Madonna nos MTV Video Music Awards de 1984, no Radio City Music Hall, em Nova Iorque. Frank Micelotta/Getty Images.

Ainda estávamos em 1983, antes do sucesso do segundo álbum de Madonna, “Like A Virgin”, e da sua agora lendária atuação no primeiro MTV Video Music Awards, em setembro de 1984, uma exibição de cortar a respiração que fez com que todos os que ainda não o faziam começassem a prestar atenção.

“Ela vai ser maior do que a Olivia Newton John”

Olhando para trás, Rosenblatt lembra-se de dizer a Stein que Madonna ia “ser a maior artista” com quem ele alguma vez trabalharia.

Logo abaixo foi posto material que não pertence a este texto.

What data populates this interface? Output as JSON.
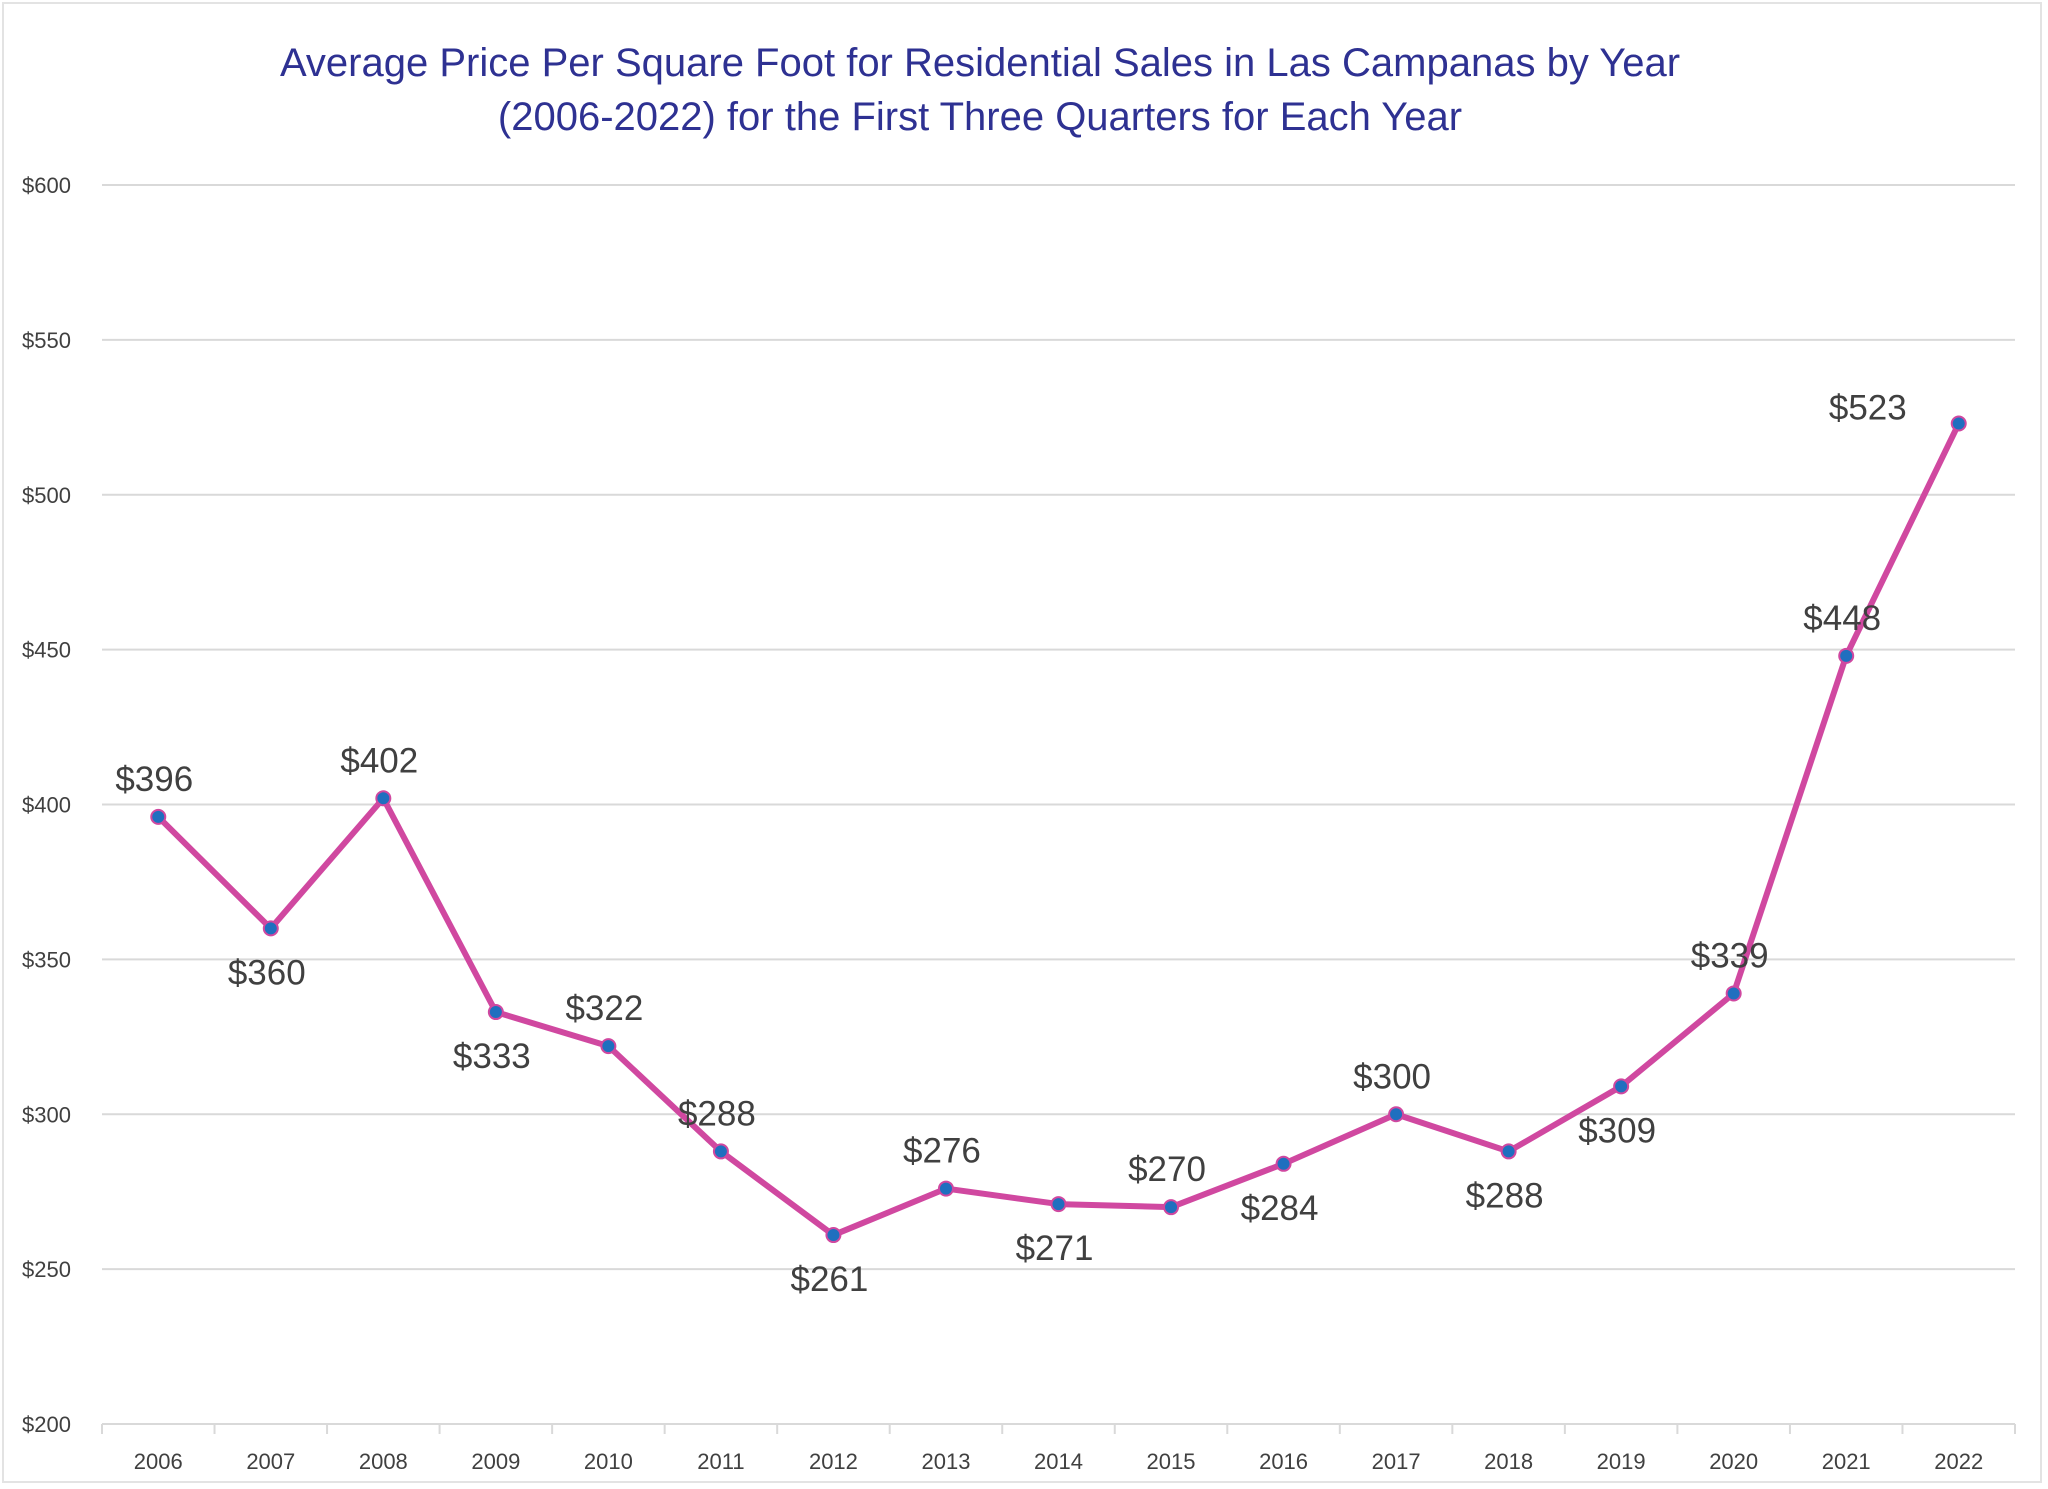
{
  "chart_data": {
    "type": "line",
    "title_line1": "Average Price Per Square Foot for Residential Sales in Las Campanas by Year",
    "title_line2": "(2006-2022) for the First Three Quarters for Each Year",
    "xlabel": "",
    "ylabel": "",
    "categories": [
      "2006",
      "2007",
      "2008",
      "2009",
      "2010",
      "2011",
      "2012",
      "2013",
      "2014",
      "2015",
      "2016",
      "2017",
      "2018",
      "2019",
      "2020",
      "2021",
      "2022"
    ],
    "series": [
      {
        "name": "Average Price Per Square Foot",
        "values": [
          396,
          360,
          402,
          333,
          322,
          288,
          261,
          276,
          271,
          270,
          284,
          300,
          288,
          309,
          339,
          448,
          523
        ],
        "labels": [
          "$396",
          "$360",
          "$402",
          "$333",
          "$322",
          "$288",
          "$261",
          "$276",
          "$271",
          "$270",
          "$284",
          "$300",
          "$288",
          "$309",
          "$339",
          "$448",
          "$523"
        ],
        "label_positions": [
          "above",
          "below",
          "above",
          "below",
          "above",
          "above",
          "below",
          "above",
          "below",
          "above",
          "below",
          "above",
          "below",
          "below",
          "above",
          "above",
          "left"
        ],
        "line_color": "#d048a0",
        "marker_color": "#1f6fbf"
      }
    ],
    "ylim": [
      200,
      600
    ],
    "yticks": [
      200,
      250,
      300,
      350,
      400,
      450,
      500,
      550,
      600
    ],
    "ytick_labels": [
      "$200",
      "$250",
      "$300",
      "$350",
      "$400",
      "$450",
      "$500",
      "$550",
      "$600"
    ],
    "grid": true,
    "legend": "none",
    "colors": {
      "title": "#2e3192",
      "gridline": "#d9d9d9",
      "text": "#404040"
    }
  }
}
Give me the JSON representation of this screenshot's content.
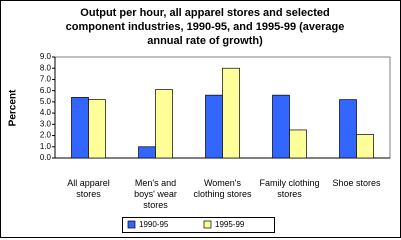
{
  "chart_data": {
    "type": "bar",
    "title": "Output per hour, all apparel stores and selected component industries, 1990-95, and 1995-99 (average annual rate of growth)",
    "y_label": "Percent",
    "categories": [
      "All apparel stores",
      "Men's and boys' wear stores",
      "Women's clothing stores",
      "Family clothing stores",
      "Shoe stores"
    ],
    "series": [
      {
        "name": "1990-95",
        "color": "#3366ff",
        "values": [
          5.4,
          1.0,
          5.6,
          5.6,
          5.2
        ]
      },
      {
        "name": "1995-99",
        "color": "#ffff99",
        "values": [
          5.2,
          6.1,
          8.0,
          2.5,
          2.1
        ]
      }
    ],
    "ylim": [
      0,
      9
    ],
    "yticks": [
      {
        "value": 0,
        "label": "0.0"
      },
      {
        "value": 1,
        "label": "1.0"
      },
      {
        "value": 2,
        "label": "2.0"
      },
      {
        "value": 3,
        "label": "3.0"
      },
      {
        "value": 4,
        "label": "4.0"
      },
      {
        "value": 5,
        "label": "5.0"
      },
      {
        "value": 6,
        "label": "6.0"
      },
      {
        "value": 7,
        "label": "7.0"
      },
      {
        "value": 8,
        "label": "8.0"
      },
      {
        "value": 9,
        "label": "9.0"
      }
    ],
    "grid": false,
    "legend": "bottom"
  }
}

“E ele, rindo-se, disse: 'Sim? Quão grande é que ela vai ser? E eu disse: 'Seymour, ela vai ser maior do que a Olivia Newton John', que na altura era a artista feminina que mais vendia.”

“Eu disse que ela seria maior do que a Olivia Newton John e pensei que seria como a Barbara Streisand, porque a vi realmente a atuar”, acrescentou Rosenblatt mais tarde. “Mas quem é que sabia que ela ia ser esta ideia cultural, quem é que sabia que ela ia ser a Marilyn Monroe? Ela tornou-se num ícone cultural e acho que ninguém estava à espera disso. Mas eu sabia, tal como a Madonna”.

“Fui para Nova Iorque. Tinha um sonho. Queria ser uma grande estrela, não conhecia ninguém, queria dançar, queria cantar, queria fazer todas essas coisas", disse Madonna sobre a sua ascensão meteórica num documentário de um concerto em 1985. “Queria fazer as pessoas felizes, queria ser famosa, queria que toda a gente gostasse de mim. Queria ser uma estrela. Trabalhei arduamente e o meu sonho tornou-se realidade.”